Talk to your doctor if you're taking a combined hormonal contraceptive.
Can I drive or ride a bike?
Irbesartan can make some people feel dizzy - especially when you first start taking it or after taking a bigger dose. If this happens to you, do not drive a car, ride a bike, or use tools or machinery.
Can lifestyle changes help?
- Quit smoking - smoking increases your heart rate and blood pressure. Quitting smoking brings down your blood pressure and relieves heart failure symptoms. Try to avoid secondhand smoke.
- Cut down on alcohol - drinking too much alcohol raises blood pressure over time and also makes heart failure worse. Men and women shouldn't drink more than 14 units of alcohol a week. A standard glass of wine (175ml) is 2 units. A pint of lager or beer is usually 2 to 3 units of alcohol.
- Exercise - regular exercise lowers blood pressure by keeping your heart and blood vessels in good condition. It doesn't need to be too energetic - walking every day will help.
- Eat well - aim to eat a diet that includes plenty of fruit and veg, wholegrains, fat-free or low-fat dairy products and lean proteins. It's a good idea to cut down on salt too. Eating too much salt is the biggest cause of high blood pressure - the more salt you eat, the higher your blood pressure will be. Aim for no more than 6g of salt a day.
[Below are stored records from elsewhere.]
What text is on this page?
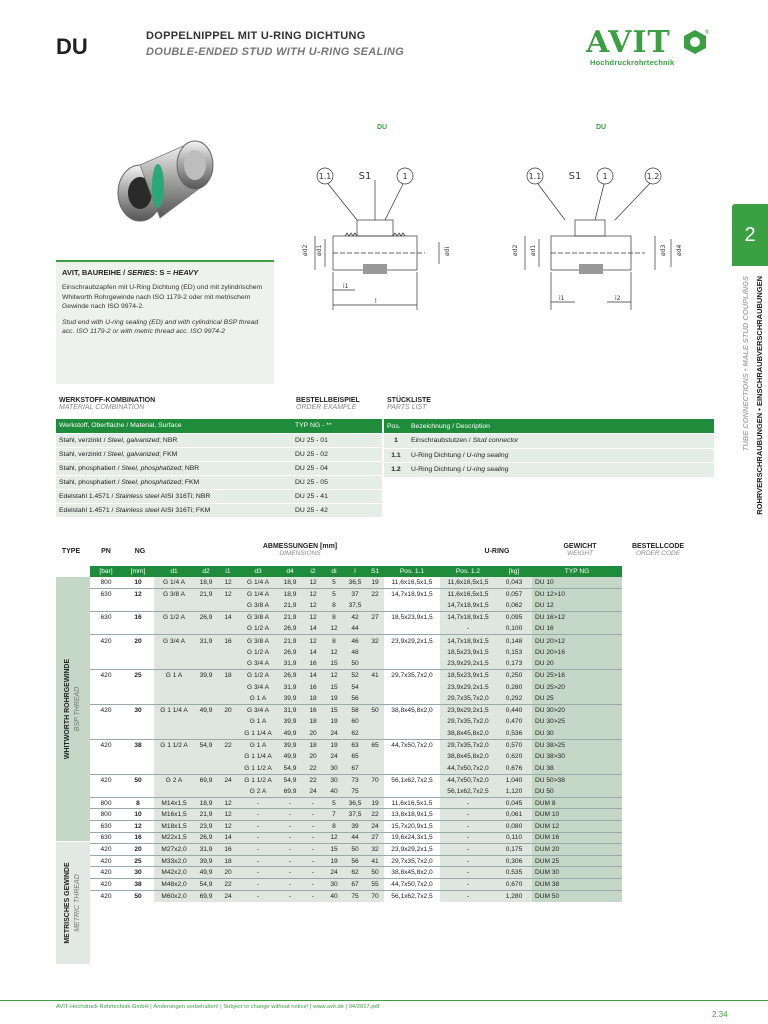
DU	DOPPELNIPPEL MIT U-RING DICHTUNG
DOUBLE-ENDED STUD WITH U-RING SEALING	AVIT	®
Hochdruckrohrtechnik
DU	DU
1.1	S1	1
ød2 ød1	ødi
i1
l
1.1	S1	1	1.2
ød2 ød1	ød3 ød4
i1	i2
2
ROHRVERSCHRAUBUNGEN • EINSCHRAUBVERSCHRAUBUNGEN
TUBE CONNECTIONS • MALE STUD COUPLINGS
AVIT, BAUREIHE / SERIES: S = HEAVY
Einschraubzapfen mit U-Ring Dichtung (ED) und mit zylindrischem Whitworth Rohrgewinde nach ISO 1179-2 oder mit metrischem Gewinde nach ISO 9974-2.
Stud end with U-ring sealing (ED) and with cylindrical BSP thread acc. ISO 1179-2 or with metric thread acc. ISO 9974-2
WERKSTOFF-KOMBINATION
MATERIAL COMBINATION
BESTELLBEISPIEL
ORDER EXAMPLE
STÜCKLISTE
PARTS LIST
Werkstoff, Oberfläche / Material, Surface	TYP NG - **
Stahl, verzinkt / Steel, galvanized; NBR	DU 25 - 01
Stahl, verzinkt / Steel, galvanized; FKM	DU 25 - 02
Stahl, phosphatiert / Steel, phosphatized; NBR	DU 25 - 04
Stahl, phosphatiert / Steel, phosphatized; FKM	DU 25 - 05
Edelstahl 1.4571 / Stainless steel AISI 316Ti; NBR	DU 25 - 41
Edelstahl 1.4571 / Stainless steel AISI 316Ti; FKM	DU 25 - 42
Pos.	Bezeichnung / Description
1	Einschraubstutzen / Stud connector
1.1	U-Ring Dichtung / U-ring sealing
1.2	U-Ring Dichtung / U-ring sealing
TYPE	PN	NG
ABMESSUNGEN [mm]
DIMENSIONS	U-RING
GEWICHT
WEIGHT
BESTELLCODE
ORDER CODE
WHITWORTH ROHRGEWINDE BSP THREAD
METRISCHES GEWINDE METRIC THREAD
[bar]	[mm]	d1	d2	i1	d3	d4	i2	di	l	S1	Pos. 1.1	Pos. 1.2	[kg]	TYP NG
800	10	G 1/4 A	18,9	12	G 1/4 A	18,9	12	5	36,5	19	11,6x16,5x1,5	11,6x16,5x1,5	0,043	DU 10
630	12	G 3/8 A	21,9	12	G 1/4 A	18,9	12	5	37	22	14,7x18,9x1,5	11,6x16,5x1,5	0,057	DU 12>10
					G 3/8 A	21,9	12	8	37,5			14,7x18,9x1,5	0,062	DU 12
630	16	G 1/2 A	26,9	14	G 3/8 A	21,9	12	8	42	27	18,5x23,9x1,5	14,7x18,9x1,5	0,095	DU 16>12
					G 1/2 A	26,9	14	12	44			-	0,100	DU 16
420	20	G 3/4 A	31,9	16	G 3/8 A	21,9	12	8	46	32	23,9x29,2x1,5	14,7x18,9x1,5	0,148	DU 20>12
					G 1/2 A	26,9	14	12	48			18,5x23,9x1,5	0,153	DU 20>16
					G 3/4 A	31,9	16	15	50			23,9x29,2x1,5	0,173	DU 20
420	25	G 1 A	39,9	18	G 1/2 A	26,9	14	12	52	41	29,7x35,7x2,0	18,5x23,9x1,5	0,250	DU 25>16
					G 3/4 A	31,9	16	15	54			23,9x29,2x1,5	0,280	DU 25>20
					G 1 A	39,9	18	19	56			29,7x35,7x2,0	0,292	DU 25
420	30	G 1 1/4 A	49,9	20	G 3/4 A	31,9	16	15	58	50	38,8x45,8x2,0	23,9x29,2x1,5	0,440	DU 30>20
					G 1 A	39,9	18	19	60			29,7x35,7x2,0	0,470	DU 30>25
					G 1 1/4 A	49,9	20	24	62			38,8x45,8x2,0	0,536	DU 30
420	38	G 1 1/2 A	54,9	22	G 1 A	39,9	18	19	63	65	44,7x50,7x2,0	29,7x35,7x2,0	0,570	DU 38>25
					G 1 1/4 A	49,9	20	24	65			38,8x45,8x2,0	0,620	DU 38>30
					G 1 1/2 A	54,9	22	30	67			44,7x50,7x2,0	0,676	DU 38
420	50	G 2 A	69,9	24	G 1 1/2 A	54,9	22	30	73	70	56,1x62,7x2,5	44,7x50,7x2,0	1,040	DU 50>38
					G 2 A	69,9	24	40	75			56,1x62,7x2,5	1,120	DU 50
800	8	M14x1,5	18,9	12	-	-	-	5	36,5	19	11,6x16,5x1,5	-	0,045	DUM 8
800	10	M16x1,5	21,9	12	-	-	-	7	37,5	22	13,8x18,9x1,5	-	0,061	DUM 10
630	12	M18x1,5	23,9	12	-	-	-	8	39	24	15,7x20,9x1,5	-	0,080	DUM 12
630	16	M22x1,5	26,9	14	-	-	-	12	44	27	19,6x24,3x1,5	-	0,110	DUM 16
420	20	M27x2,0	31,9	16	-	-	-	15	50	32	23,9x29,2x1,5	-	0,175	DUM 20
420	25	M33x2,0	39,9	18	-	-	-	19	56	41	29,7x35,7x2,0	-	0,306	DUM 25
420	30	M42x2,0	49,9	20	-	-	-	24	62	50	38,8x45,8x2,0	-	0,535	DUM 30
420	38	M48x2,0	54,9	22	-	-	-	30	67	55	44,7x50,7x2,0	-	0,670	DUM 38
420	50	M60x2,0	69,9	24	-	-	-	40	75	70	56,1x62,7x2,5	-	1,280	DUM 50
AVIT-Hochdruck Rohrtechnik GmbH | Änderungen vorbehalten! | Subject to change without notice! | www.avit.de | 04/2017.pdf
2.34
- Deal with stress - when you're anxious or upset, your heart beats faster, you breathe more heavily and your blood pressure often goes up. This can make heart failure worse too. Find ways to reduce stress in your life. To give your heart a rest, try napping or putting your feet up when possible. Spend time with friends and family to be social and help avoid stress.
- Vaccinations - if you have heart failure, it's recommended that you have a flu jab every year and a pneumonia vaccination (also called the pneumococcal vaccine) every 5 years. Ask your doctor about these vaccinations. You can have them free on the NHS.